Vaders doen steeds meer. Maar de ‘mental load’ komt bij de moeders terecht | De Morgen

Gepubliceerd op Auteur: koenarchief


Vaders doen steeds meer. Maar de ‘mental load’ komt bij de moeders terecht

Gezin

Beeld brecht vandenbroucke

Vakantiekampen boeken, uitdeelcadeautjes kopen voor de crèche of de kerstkaarten schrijven: de kans is reëel dat die taakjes ook bij u thuis door de moeder gebeuren. Want ook al doen mannen steeds meer hun deel in het huishouden, het blijven de vrouwen die de boel organiseren. ‘Vaak geef ik mijn man niet eens de kans om over te nemen.’

“Mijn hoofd zit altijd propvol. Ik heb het gevoel dat er tienduizend tabbladen open staan en dat ik er geen enkel gesloten krijg. En klik ik toch eentje weg, dan komen er meteen drie bij.”

Aan het woord is Hanne Luyten, moeder van drie en auteur van #nietaankindengezinverklappen (2019)  Het fenomeen dat ze beschrijft is de mental load die bij het runnen van een gezin komt kijken. Niet de eigenlijke huishoudelijke taakjes, maar wel het bedenken en organiseren ervan. De weekmenu’s uitdokteren bijvoorbeeld, in de solden speuren naar goedkope kinderkleding of online cadeaus bestellen voor de trouwverjaardag van de schoonouders.

“Toen ik het aankaartte bij mijn vriendinnen, kreeg ik te horen dat dit bij hen ook het geval is”, zegt Luyten. “Dat er in hun hoofd ook non-stop takenlijstjes voorbijflitsen. En toen ik het googelde, bleek mental load iets mega-universeels te zijn dat bij heel veel gezinnen speelt. Iets dat trouwens helemaal niks zegt over de capaciteit van de partner.”

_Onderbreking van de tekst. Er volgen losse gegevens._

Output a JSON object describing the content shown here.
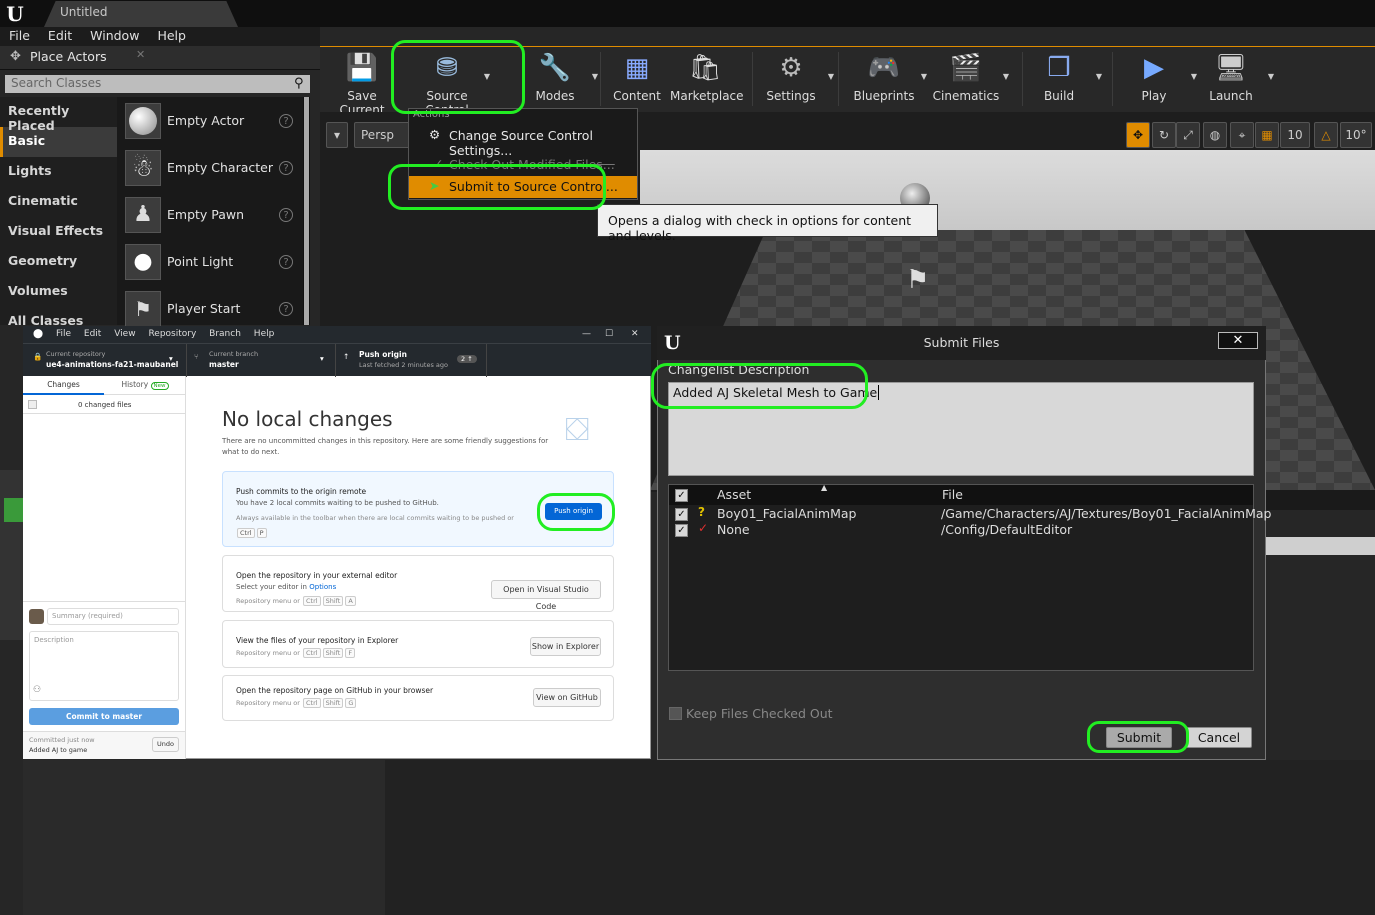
{
  "window": {
    "tab_title": "Untitled"
  },
  "menu": [
    "File",
    "Edit",
    "Window",
    "Help"
  ],
  "place_actors": {
    "title": "Place Actors",
    "search_placeholder": "Search Classes",
    "categories": [
      "Recently Placed",
      "Basic",
      "Lights",
      "Cinematic",
      "Visual Effects",
      "Geometry",
      "Volumes",
      "All Classes"
    ],
    "selected_category": "Basic",
    "items": [
      "Empty Actor",
      "Empty Character",
      "Empty Pawn",
      "Point Light",
      "Player Start"
    ]
  },
  "toolbar": {
    "buttons": [
      "Save Current",
      "Source Control",
      "Modes",
      "Content",
      "Marketplace",
      "Settings",
      "Blueprints",
      "Cinematics",
      "Build",
      "Play",
      "Launch"
    ]
  },
  "viewport": {
    "view_mode": "Persp",
    "grid_snap": "10",
    "rot_snap": "10°"
  },
  "source_menu": {
    "section": "Actions",
    "items": [
      "Change Source Control Settings...",
      "Check Out Modified Files...",
      "Submit to Source Control..."
    ],
    "tooltip": "Opens a dialog with check in options for content and levels."
  },
  "github": {
    "menu": [
      "File",
      "Edit",
      "View",
      "Repository",
      "Branch",
      "Help"
    ],
    "repo_label": "Current repository",
    "repo": "ue4-animations-fa21-maubanel",
    "branch_label": "Current branch",
    "branch": "master",
    "push_label": "Push origin",
    "push_sub": "Last fetched 2 minutes ago",
    "push_badge": "2 ↑",
    "tabs": [
      "Changes",
      "History"
    ],
    "history_badge": "New",
    "changed_files": "0 changed files",
    "heading": "No local changes",
    "subtext": "There are no uncommitted changes in this repository. Here are some friendly suggestions for what to do next.",
    "push_card": {
      "title": "Push commits to the origin remote",
      "line1": "You have 2 local commits waiting to be pushed to GitHub.",
      "line2": "Always available in the toolbar when there are local commits waiting to be pushed or",
      "keys": [
        "Ctrl",
        "P"
      ],
      "button": "Push origin"
    },
    "editor_card": {
      "title": "Open the repository in your external editor",
      "line1": "Select your editor in",
      "link": "Options",
      "line2": "Repository menu or",
      "keys": [
        "Ctrl",
        "Shift",
        "A"
      ],
      "button": "Open in Visual Studio Code"
    },
    "explorer_card": {
      "title": "View the files of your repository in Explorer",
      "line2": "Repository menu or",
      "keys": [
        "Ctrl",
        "Shift",
        "F"
      ],
      "button": "Show in Explorer"
    },
    "github_card": {
      "title": "Open the repository page on GitHub in your browser",
      "line2": "Repository menu or",
      "keys": [
        "Ctrl",
        "Shift",
        "G"
      ],
      "button": "View on GitHub"
    },
    "summary_placeholder": "Summary (required)",
    "description_placeholder": "Description",
    "commit_button": "Commit to master",
    "last_commit_time": "Committed just now",
    "last_commit_msg": "Added AJ to game",
    "undo": "Undo"
  },
  "submit": {
    "title": "Submit Files",
    "desc_label": "Changelist Description",
    "desc_value": "Added AJ Skeletal Mesh to Game",
    "col_asset": "Asset",
    "col_file": "File",
    "rows": [
      {
        "asset": "Boy01_FacialAnimMap",
        "file": "/Game/Characters/AJ/Textures/Boy01_FacialAnimMap",
        "status": "?"
      },
      {
        "asset": "None",
        "file": "/Config/DefaultEditor",
        "status": "✓"
      }
    ],
    "keep_label": "Keep Files Checked Out",
    "submit_btn": "Submit",
    "cancel_btn": "Cancel"
  }
}
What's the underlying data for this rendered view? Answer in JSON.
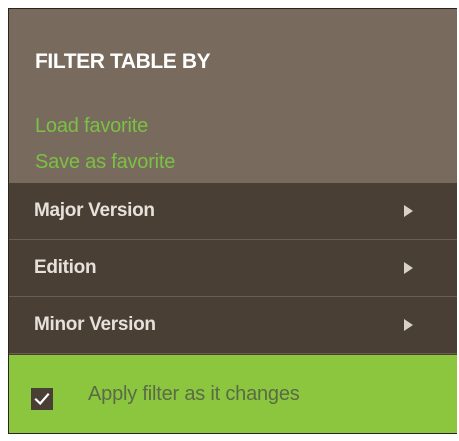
{
  "panel": {
    "title": "FILTER TABLE BY",
    "links": {
      "load_favorite": "Load favorite",
      "save_favorite": "Save as favorite"
    },
    "filters": [
      {
        "label": "Major Version",
        "icon": "chevron-right-icon"
      },
      {
        "label": "Edition",
        "icon": "chevron-right-icon"
      },
      {
        "label": "Minor Version",
        "icon": "chevron-right-icon"
      }
    ],
    "apply_checkbox": {
      "label": "Apply filter as it changes",
      "checked": true
    }
  },
  "colors": {
    "header_bg": "#786a5d",
    "rows_bg": "#4a3f35",
    "link_green": "#7bc143",
    "footer_green": "#8cc63f"
  }
}
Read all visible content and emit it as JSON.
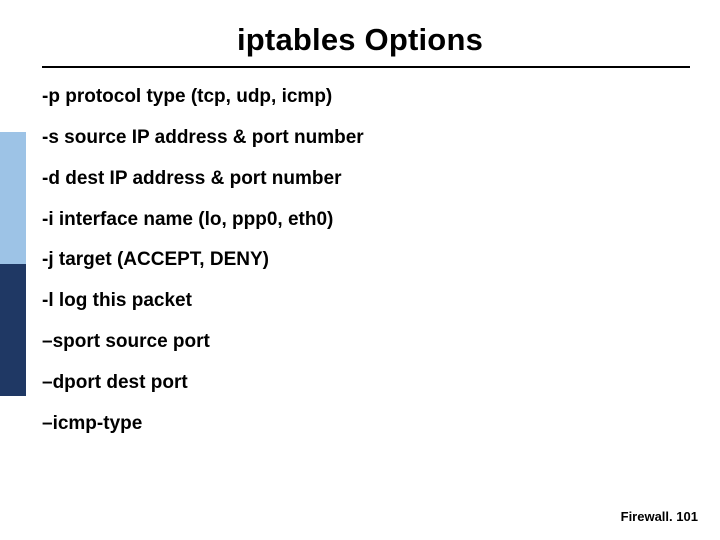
{
  "title": "iptables Options",
  "options": [
    "-p protocol type (tcp, udp, icmp)",
    "-s source IP address & port number",
    "-d dest IP address & port number",
    "-i interface name (lo, ppp0, eth0)",
    "-j target (ACCEPT, DENY)",
    "-l log this packet",
    "–sport source port",
    "–dport dest port",
    "–icmp-type"
  ],
  "footer": {
    "label": "Firewall",
    "separator": ".",
    "page": "101"
  }
}
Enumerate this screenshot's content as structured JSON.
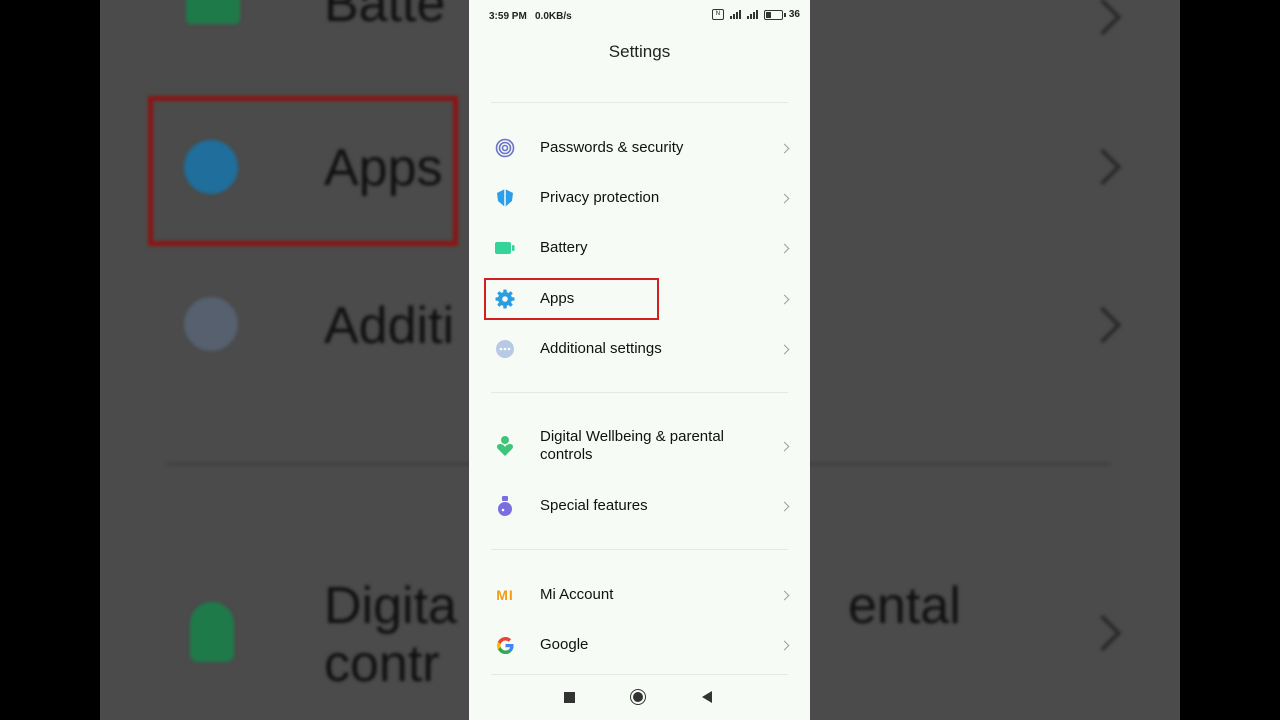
{
  "status_bar": {
    "time": "3:59 PM",
    "speed": "0.0KB/s",
    "battery": "36",
    "nfc": "N",
    "battery_level": 0.36
  },
  "header": {
    "title": "Settings"
  },
  "items": [
    {
      "label": "Passwords & security",
      "icon": "fingerprint-icon",
      "color": "#6b73c9"
    },
    {
      "label": "Privacy protection",
      "icon": "shield-icon",
      "color": "#2d9fe8"
    },
    {
      "label": "Battery",
      "icon": "battery-icon",
      "color": "#34d399"
    },
    {
      "label": "Apps",
      "icon": "gear-icon",
      "color": "#2a9de3"
    },
    {
      "label": "Additional settings",
      "icon": "more-dots-icon",
      "color": "#b8c9e6"
    },
    {
      "label": "Digital Wellbeing & parental controls",
      "icon": "wellbeing-icon",
      "color": "#3fc57a"
    },
    {
      "label": "Special features",
      "icon": "potion-icon",
      "color": "#7b6fe0"
    },
    {
      "label": "Mi Account",
      "icon": "mi-icon",
      "color": "#f39c12",
      "logo_text": "MI"
    },
    {
      "label": "Google",
      "icon": "google-icon",
      "color": "#4285f4"
    }
  ],
  "background_zoom": {
    "labels": [
      "Batte",
      "Apps",
      "Additi",
      "Digita",
      "contr",
      "ental"
    ]
  },
  "highlight_color": "#d21f1f"
}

Want, en daar is Luyten heel erg stellig over, haar man is allerminst een complete kluns of luilak. Hij doet meer dan zijn deel in het huishouden. “Het gaat vooral om het ‘onzichtbare werk’. Stel, ik vraag mijn man om te koken. Hij zou dat zeker doen, maar dan moet ik wel het boodschappenlijstje maken. Vraag ik hem wat er op dat lijstje moet staan, zal hij wel drie dingen opnoemen. Maar niet de driehonderd andere dingen die we als gezin van vijf nodig hebben.” 

Alle tijdsbestedingsstudies wijzen uit: vrouwen nemen nog steeds het leeuwendeel van het huishouden op zich, maar de kloof wordt stilaan wat smaller. Het laatste onderzoek van de VUB dateert al van 2013, en toen bleek dat vrouwen 3,5 uur minder aan het huishouden besteden dan veertien jaar geleden. Mannen werken ondertussen 2,5 uur meer in het huishouden dan in 1999.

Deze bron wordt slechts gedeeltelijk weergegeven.